Through his father he descended from the House of Blois.
He inherited Sodbury from his uncle, William le Gros. William was granted a licence to hold fairs and markets in (what is now) Chipping Sodbury in 1217.
William was appointed Seneschal of Normandy in 1203 by King John of England. He was a noted kinsman and follower of the elder William Marshal, 1st Earl of Pembroke.
William Crassus exchanged with the Wellands family his inherited lands in Chipping Sodbury for land in modern day County Kilkenny, Ireland, at Courtstown near Tullaroan, where he built the Grace Courtstown Castle.
During the sixteenth century, this castle was raised to the ground by the Geraldines (FitzGeralds) as the Le Gros/Grace family took the English side with the Butler's against Fitzgerald and Earl of Desmond in the Geraldine rebellion wars 1579.

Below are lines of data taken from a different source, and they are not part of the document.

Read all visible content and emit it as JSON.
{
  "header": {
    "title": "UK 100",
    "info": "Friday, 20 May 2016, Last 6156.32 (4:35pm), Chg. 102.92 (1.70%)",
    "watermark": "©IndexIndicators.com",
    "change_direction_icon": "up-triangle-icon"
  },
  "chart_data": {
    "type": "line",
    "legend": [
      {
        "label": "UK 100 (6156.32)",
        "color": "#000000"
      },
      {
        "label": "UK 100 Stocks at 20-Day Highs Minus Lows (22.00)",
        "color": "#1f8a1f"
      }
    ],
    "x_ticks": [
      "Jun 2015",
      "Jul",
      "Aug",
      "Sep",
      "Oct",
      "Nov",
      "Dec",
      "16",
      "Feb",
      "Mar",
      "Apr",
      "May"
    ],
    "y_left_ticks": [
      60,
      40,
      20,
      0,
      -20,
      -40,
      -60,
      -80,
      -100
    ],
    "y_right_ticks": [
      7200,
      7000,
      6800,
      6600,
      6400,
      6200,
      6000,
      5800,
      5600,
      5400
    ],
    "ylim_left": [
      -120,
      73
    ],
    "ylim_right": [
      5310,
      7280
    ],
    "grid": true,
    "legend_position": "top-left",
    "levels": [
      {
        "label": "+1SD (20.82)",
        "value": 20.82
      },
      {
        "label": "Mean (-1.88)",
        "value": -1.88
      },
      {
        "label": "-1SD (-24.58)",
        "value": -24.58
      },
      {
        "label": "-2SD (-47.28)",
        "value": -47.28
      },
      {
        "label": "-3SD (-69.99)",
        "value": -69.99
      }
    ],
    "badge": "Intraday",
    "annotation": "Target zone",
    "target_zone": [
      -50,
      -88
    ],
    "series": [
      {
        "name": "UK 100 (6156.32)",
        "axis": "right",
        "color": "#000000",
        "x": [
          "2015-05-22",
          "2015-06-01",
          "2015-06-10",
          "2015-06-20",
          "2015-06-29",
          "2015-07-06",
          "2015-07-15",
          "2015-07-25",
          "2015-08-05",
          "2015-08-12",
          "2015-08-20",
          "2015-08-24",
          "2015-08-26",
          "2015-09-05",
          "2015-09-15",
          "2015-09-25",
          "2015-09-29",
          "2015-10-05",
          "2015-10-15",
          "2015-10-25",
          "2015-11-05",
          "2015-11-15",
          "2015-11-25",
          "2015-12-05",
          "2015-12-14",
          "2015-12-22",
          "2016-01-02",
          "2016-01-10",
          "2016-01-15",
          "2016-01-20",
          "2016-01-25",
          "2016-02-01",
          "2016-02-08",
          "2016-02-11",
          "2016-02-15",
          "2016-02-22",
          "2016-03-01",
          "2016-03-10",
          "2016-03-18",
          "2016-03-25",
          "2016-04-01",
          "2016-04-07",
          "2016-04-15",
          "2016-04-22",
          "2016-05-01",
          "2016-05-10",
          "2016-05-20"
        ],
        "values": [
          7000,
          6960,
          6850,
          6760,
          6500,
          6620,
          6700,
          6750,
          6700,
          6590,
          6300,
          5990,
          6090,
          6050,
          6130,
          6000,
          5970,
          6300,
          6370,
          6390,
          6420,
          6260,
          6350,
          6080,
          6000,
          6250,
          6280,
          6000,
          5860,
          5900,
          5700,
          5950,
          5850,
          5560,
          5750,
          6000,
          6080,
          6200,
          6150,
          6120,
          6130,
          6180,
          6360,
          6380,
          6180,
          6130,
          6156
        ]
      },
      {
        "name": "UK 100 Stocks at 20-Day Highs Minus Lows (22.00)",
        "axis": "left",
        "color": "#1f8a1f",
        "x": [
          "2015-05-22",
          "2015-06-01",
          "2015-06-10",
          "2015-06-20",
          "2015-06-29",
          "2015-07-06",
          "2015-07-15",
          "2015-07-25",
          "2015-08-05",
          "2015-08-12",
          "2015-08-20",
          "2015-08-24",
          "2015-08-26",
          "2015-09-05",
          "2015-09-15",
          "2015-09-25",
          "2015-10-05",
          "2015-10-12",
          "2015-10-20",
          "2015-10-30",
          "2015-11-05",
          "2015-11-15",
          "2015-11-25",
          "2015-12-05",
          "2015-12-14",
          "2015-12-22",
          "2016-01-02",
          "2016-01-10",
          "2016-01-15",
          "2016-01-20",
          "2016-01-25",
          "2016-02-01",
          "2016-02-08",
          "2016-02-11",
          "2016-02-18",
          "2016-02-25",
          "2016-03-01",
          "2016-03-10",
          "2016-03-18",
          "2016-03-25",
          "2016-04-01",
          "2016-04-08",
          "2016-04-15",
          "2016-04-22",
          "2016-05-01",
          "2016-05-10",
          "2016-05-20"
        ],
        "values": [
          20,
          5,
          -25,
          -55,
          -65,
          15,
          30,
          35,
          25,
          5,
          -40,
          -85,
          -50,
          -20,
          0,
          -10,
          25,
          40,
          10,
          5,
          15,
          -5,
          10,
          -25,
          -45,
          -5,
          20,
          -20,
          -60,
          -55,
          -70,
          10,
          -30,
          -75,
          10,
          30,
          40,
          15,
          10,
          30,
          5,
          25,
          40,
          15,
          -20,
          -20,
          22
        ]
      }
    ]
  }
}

The limited remains of the castle include an outline of foundation line in blue stone in a farm field. There is a plaque erected at the site of the castle marking the land of the castle which is owned by the farmer Mrs Holmes.
William Crassus I married Margaret, daughter of Robert Fitz Warren. By Margaret he had at least one son, his namesake, William Crassus, or Le Gros.